The Media

They Took Our Jobs

The corporate media empire would have you believe that draconian anti-piracy laws like SOPA and Protect-IP are needed to prevent job losses and protect their hard-earned profits.

While those are noble goals, there's just one problem -- the media industry is doing just fine. Better than ever, actually. And their record earnings haven't lead to dramatic job creation.

Although a recent National Crime Prevention Council ad campaign tries to make the point that piracy kills jobs, the CRS [Congressional Research Service] found that total gross revenues and box office receipts have doubled in the last 15 years. Grosses went from $52.8 billion in 1995 to $104.4 billion in 2009, while box office receipts went from $5.3 billion in 1995 to $10.6 billion in 2010 — yet hiring still went down.

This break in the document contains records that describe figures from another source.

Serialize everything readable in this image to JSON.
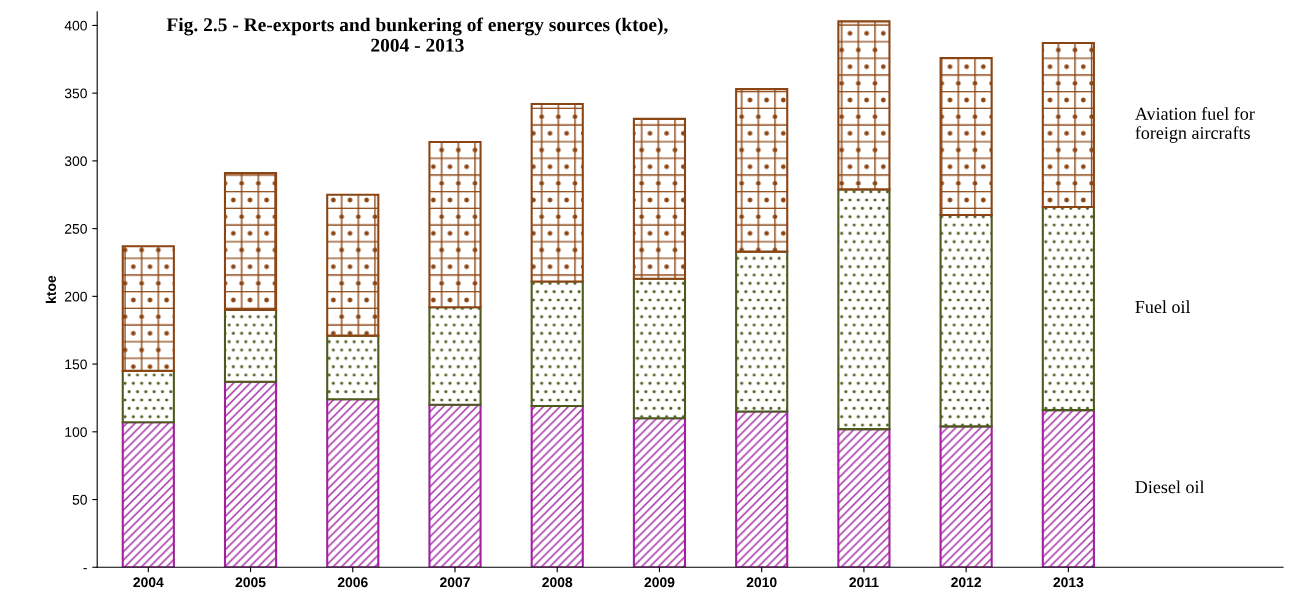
{
  "chart_data": {
    "type": "bar",
    "stacked": true,
    "title": "Fig. 2.5 - Re-exports and bunkering of energy sources (ktoe),\n2004 - 2013",
    "ylabel": "ktoe",
    "categories": [
      "2004",
      "2005",
      "2006",
      "2007",
      "2008",
      "2009",
      "2010",
      "2011",
      "2012",
      "2013"
    ],
    "series": [
      {
        "name": "Diesel oil",
        "color": "#a020a0",
        "values": [
          107,
          137,
          124,
          120,
          119,
          110,
          115,
          102,
          104,
          116
        ]
      },
      {
        "name": "Fuel oil",
        "color": "#4d5a1e",
        "values": [
          38,
          53,
          47,
          72,
          92,
          103,
          118,
          177,
          156,
          150
        ]
      },
      {
        "name": "Aviation fuel for foreign aircrafts",
        "color": "#8b4513",
        "values": [
          92,
          101,
          104,
          122,
          131,
          118,
          120,
          124,
          116,
          121
        ]
      }
    ],
    "ylim": [
      0,
      410
    ],
    "yticks": [
      {
        "value": 0,
        "label": "-"
      },
      50,
      100,
      150,
      200,
      250,
      300,
      350,
      400
    ],
    "grid": false,
    "legend": false
  }
}
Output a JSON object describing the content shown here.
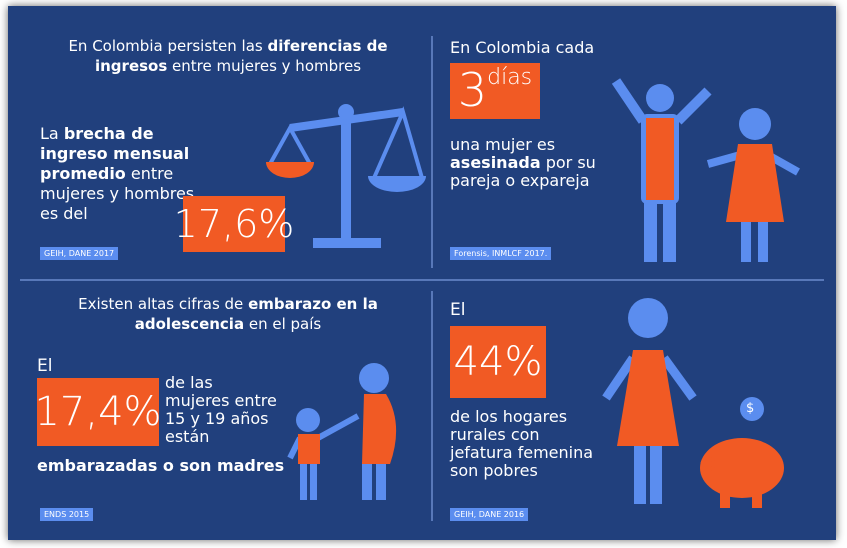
{
  "panels": [
    {
      "heading": [
        "En Colombia persisten las ",
        "diferencias de ingresos",
        " entre mujeres y hombres"
      ],
      "body": [
        "La ",
        "brecha de ingreso mensual promedio",
        " entre mujeres y hombres es del"
      ],
      "figure": "17,6%",
      "source": "GEIH, DANE 2017"
    },
    {
      "heading": "En Colombia cada",
      "figure": "3",
      "figure_unit": "días",
      "body": [
        "una mujer es ",
        "asesinada",
        " por su pareja o expareja"
      ],
      "source": "Forensis, INMLCF 2017."
    },
    {
      "heading": [
        "Existen altas cifras de ",
        "embarazo en la adolescencia",
        " en el país"
      ],
      "lead": "El",
      "figure": "17,4%",
      "body": "de las mujeres entre 15 y 19 años están",
      "emphasis": "embarazadas o son madres",
      "source": "ENDS 2015"
    },
    {
      "lead": "El",
      "figure": "44%",
      "body": "de los hogares rurales con jefatura femenina son pobres",
      "coin": "$",
      "source": "GEIH, DANE 2016"
    }
  ]
}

One thing that has gone up, higher than ever, is executive pay. The CRS report noted that News Corporation paid CEO Rupert Murdoch $33,292,753 in 2011; Viacom gave CEO Philippe Dauman made $84,515,308; Time Warner CEO Jeffrey Bewkes took home $26,303,071; while Disney CEO Robert A. Lger earned $29,617,964. Sony CEO Howard Stringer was at the bottom of the bunch at $4.3 million, having taken a 14 percent pay cut due to losses. [...]

The CRS report further shows that employment by film studios and related service companies has remained relatively stable since 1998. Though there have been spikes and slumps in hiring over the years, about 374,000 people worked full or part time making movies last year, down from 392,000 in 1998. That’s on the upswing from a low in 2009, when employment dipped just below 370,000.

The ultimate goal of any executive is to maximize profits, but given that the corporate media is already doing so well, it's hard to believe there aren't other motives for a clamp-down on free-speech and fair-use policy.

How long before the strictly non-partisan Congressional Research Service is accused of socialist heresy?